Parameterization Beyond SQL Injection
Parameterization also handles type conversion automatically:
# Without parameterization: type conversion issues
# f-string produces: ... WHERE created_at = 2026-05-12 (subtraction!)
cursor.execute(f"SELECT * FROM orders WHERE created_at = '{date_string}'")
# With parameterization: driver handles quoting
cursor.execute("SELECT * FROM orders WHERE created_at = %s", (date_obj,))
Best Practices
Always Parameterize
# Good
cursor.execute("UPDATE users SET email = %s WHERE id = %s", (new_email, uid))
# Bad: f-string or string concatenation
cursor.execute(f"UPDATE users SET email = '{new_email}' WHERE id = {uid}")
Dynamic IN Clauses
For variable-length IN clauses, use `ANY(ARRAY[...])`:
user_ids = [1, 2, 3, 4, 5]
cursor.execute(
"SELECT * FROM users WHERE id = ANY(%s)",
(user_ids,)
)
Or generate positional parameters:
placeholders = ','.join(['%s'] * len(user_ids))
cursor.execute(
f"SELECT * FROM users WHERE id IN ({placeholders})",
user_ids
)
Batch Execution
data = [
("alice@example.com", "Alice"),
("bob@example.com", "Bob"),
("carol@example.com", "Carol"),
]
# Uses server-side prepared statement for all rows
psycopg2.extras.execute_values(
cursor,
"INSERT INTO users (email, name) VALUES %s",
data,
template="(%s, %s)"
)
Stored Procedures
CREATE FUNCTION get_user(p_id INTEGER)
RETURNS users AS $$
SELECT * FROM users WHERE id = p_id;
$$ LANGUAGE sql STABLE;
-- Call with parameter
SELECT * FROM get_user(42);
Common Mistakes
* **Escaping is not parameterization**: `escape_string()` or `quote_ident()` are error-prone. Use bind parameters.
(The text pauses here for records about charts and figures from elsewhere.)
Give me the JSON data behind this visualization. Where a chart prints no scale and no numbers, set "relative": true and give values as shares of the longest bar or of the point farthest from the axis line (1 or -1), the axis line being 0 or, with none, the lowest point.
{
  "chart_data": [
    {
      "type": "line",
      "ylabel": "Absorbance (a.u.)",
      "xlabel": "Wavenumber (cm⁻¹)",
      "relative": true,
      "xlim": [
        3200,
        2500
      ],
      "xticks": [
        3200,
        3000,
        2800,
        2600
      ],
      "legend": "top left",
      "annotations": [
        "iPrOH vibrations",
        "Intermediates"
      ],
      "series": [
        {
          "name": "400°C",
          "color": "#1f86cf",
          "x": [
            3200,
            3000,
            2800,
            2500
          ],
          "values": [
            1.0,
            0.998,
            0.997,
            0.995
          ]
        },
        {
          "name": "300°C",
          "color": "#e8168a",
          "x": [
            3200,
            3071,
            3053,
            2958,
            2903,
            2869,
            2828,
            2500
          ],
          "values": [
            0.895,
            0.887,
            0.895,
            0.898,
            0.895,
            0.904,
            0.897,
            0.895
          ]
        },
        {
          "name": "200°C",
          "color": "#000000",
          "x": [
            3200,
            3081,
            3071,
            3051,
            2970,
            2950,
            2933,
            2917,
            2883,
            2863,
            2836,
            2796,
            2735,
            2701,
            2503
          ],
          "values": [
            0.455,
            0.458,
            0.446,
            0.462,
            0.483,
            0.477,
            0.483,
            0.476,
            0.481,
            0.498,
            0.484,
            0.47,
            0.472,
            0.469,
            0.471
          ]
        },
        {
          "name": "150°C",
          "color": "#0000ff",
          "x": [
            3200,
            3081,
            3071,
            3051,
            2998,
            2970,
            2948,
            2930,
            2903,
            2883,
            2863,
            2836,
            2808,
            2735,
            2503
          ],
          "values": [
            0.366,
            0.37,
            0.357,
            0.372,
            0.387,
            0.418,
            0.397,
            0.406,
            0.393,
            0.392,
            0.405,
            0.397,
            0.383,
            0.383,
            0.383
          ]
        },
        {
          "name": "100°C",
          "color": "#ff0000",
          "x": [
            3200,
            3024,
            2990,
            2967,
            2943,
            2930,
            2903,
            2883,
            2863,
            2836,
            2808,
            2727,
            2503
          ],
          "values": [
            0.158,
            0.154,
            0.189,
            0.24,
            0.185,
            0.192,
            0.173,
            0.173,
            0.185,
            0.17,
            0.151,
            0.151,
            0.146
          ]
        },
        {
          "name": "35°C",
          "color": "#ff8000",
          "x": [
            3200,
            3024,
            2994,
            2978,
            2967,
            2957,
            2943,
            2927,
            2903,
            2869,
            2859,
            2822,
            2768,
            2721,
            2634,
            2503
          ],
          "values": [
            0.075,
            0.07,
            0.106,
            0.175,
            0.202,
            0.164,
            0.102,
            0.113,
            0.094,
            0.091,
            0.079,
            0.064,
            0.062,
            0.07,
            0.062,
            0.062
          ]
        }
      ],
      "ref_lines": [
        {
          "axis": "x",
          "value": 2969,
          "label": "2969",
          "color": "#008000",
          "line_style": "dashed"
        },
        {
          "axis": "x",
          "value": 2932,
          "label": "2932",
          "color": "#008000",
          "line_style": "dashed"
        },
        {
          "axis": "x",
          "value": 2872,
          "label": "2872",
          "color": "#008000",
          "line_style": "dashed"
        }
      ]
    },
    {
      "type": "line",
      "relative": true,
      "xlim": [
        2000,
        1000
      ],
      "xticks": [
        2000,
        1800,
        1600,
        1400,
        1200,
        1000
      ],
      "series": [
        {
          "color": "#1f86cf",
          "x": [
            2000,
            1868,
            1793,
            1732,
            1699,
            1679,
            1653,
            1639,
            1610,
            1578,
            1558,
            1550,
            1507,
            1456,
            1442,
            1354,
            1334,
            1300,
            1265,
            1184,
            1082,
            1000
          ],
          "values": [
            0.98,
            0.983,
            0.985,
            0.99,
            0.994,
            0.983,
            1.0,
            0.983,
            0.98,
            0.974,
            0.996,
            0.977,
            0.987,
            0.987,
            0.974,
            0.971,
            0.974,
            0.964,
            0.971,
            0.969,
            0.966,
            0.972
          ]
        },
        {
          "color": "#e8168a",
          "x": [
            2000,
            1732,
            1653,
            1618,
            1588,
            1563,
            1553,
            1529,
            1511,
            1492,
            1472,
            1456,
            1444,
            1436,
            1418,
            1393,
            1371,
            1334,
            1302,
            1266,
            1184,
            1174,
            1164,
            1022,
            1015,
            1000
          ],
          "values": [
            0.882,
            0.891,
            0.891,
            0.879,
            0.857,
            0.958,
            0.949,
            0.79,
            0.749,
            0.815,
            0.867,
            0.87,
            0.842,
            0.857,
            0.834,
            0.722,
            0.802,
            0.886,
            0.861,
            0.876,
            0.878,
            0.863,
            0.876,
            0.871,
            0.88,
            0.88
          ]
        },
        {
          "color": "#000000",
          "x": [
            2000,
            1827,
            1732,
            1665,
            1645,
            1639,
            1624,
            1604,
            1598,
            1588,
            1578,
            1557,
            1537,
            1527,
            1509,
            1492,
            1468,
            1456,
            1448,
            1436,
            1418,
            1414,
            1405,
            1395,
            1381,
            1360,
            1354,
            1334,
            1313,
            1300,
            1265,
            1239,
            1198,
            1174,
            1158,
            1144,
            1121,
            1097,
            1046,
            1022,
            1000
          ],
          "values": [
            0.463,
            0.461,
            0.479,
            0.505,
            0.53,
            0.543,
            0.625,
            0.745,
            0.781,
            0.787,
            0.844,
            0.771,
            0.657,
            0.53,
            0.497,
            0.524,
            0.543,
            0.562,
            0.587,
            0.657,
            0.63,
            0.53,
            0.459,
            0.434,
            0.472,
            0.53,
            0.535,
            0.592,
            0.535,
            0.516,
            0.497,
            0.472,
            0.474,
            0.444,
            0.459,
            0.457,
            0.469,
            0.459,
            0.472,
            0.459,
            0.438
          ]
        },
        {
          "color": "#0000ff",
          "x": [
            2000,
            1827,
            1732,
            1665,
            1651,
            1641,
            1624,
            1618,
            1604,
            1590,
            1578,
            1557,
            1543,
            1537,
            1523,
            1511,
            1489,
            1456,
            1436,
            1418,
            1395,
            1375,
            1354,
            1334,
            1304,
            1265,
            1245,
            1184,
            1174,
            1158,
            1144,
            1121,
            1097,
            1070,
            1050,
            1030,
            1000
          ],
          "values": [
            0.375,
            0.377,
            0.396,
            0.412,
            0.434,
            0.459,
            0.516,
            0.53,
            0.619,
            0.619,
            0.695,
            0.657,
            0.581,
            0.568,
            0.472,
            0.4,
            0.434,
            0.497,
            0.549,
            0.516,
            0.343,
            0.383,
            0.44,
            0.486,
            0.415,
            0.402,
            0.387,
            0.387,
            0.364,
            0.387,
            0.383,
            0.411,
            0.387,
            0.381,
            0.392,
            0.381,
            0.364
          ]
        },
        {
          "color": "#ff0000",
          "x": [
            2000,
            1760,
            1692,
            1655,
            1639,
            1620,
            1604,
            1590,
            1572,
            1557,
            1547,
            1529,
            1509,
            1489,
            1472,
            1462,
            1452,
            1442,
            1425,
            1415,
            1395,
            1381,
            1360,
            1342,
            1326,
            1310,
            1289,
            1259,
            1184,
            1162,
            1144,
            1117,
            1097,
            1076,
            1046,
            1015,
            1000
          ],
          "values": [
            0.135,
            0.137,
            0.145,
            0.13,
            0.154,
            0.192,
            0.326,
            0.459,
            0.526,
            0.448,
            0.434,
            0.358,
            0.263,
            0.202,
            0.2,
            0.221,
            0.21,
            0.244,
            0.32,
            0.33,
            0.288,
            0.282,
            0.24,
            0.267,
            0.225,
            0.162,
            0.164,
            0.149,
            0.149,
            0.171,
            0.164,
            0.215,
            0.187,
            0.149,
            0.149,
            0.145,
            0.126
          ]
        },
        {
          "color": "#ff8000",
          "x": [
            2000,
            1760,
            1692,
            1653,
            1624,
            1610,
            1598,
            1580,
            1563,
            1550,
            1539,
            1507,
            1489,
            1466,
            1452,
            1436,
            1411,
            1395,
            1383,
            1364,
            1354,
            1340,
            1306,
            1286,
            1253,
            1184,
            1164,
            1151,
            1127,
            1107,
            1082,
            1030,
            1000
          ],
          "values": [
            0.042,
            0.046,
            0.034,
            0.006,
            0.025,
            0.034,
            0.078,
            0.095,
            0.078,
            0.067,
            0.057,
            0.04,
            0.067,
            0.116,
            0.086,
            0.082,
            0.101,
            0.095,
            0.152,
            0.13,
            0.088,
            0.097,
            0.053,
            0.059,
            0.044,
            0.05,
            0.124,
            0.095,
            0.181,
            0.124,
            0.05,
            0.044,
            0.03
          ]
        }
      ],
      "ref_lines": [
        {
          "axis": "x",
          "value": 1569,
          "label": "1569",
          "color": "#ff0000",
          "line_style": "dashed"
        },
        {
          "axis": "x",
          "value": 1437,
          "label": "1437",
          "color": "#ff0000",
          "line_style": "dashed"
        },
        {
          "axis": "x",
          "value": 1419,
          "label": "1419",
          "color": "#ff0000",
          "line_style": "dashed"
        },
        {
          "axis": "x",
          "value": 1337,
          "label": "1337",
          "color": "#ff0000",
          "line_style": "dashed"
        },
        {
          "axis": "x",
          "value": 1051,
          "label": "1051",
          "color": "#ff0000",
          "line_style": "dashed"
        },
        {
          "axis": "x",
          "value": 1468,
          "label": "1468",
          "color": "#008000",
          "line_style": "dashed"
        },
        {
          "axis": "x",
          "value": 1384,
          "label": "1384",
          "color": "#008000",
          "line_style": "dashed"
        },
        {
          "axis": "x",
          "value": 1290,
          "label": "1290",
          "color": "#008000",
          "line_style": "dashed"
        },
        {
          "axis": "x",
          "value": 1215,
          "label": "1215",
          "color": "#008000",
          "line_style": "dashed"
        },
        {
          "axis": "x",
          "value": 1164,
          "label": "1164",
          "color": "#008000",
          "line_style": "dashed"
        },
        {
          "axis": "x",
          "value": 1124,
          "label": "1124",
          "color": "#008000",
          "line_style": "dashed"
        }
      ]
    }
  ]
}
2\. **Dynamic identifiers cannot be parameterized**: Table/column names must be validated separately: ```python # Column name cannot be a bind parameter! cursor.execute("SELECT %s FROM users", ("email",)) # Always validate dynamic identifiers against a whitelist allowed_columns = {'email', 'name', 'age'} if column not in allowed_columns: raise ValueError(f"Invalid column: {column}") ``` 3\. **Stored procedures still need parameterization**: Do not concatenate input inside procedures.
Parameterization is the single most impactful practice for database security and performance. It is supported by every modern database driver and should be used for every query that includes any data from outside the SQL text.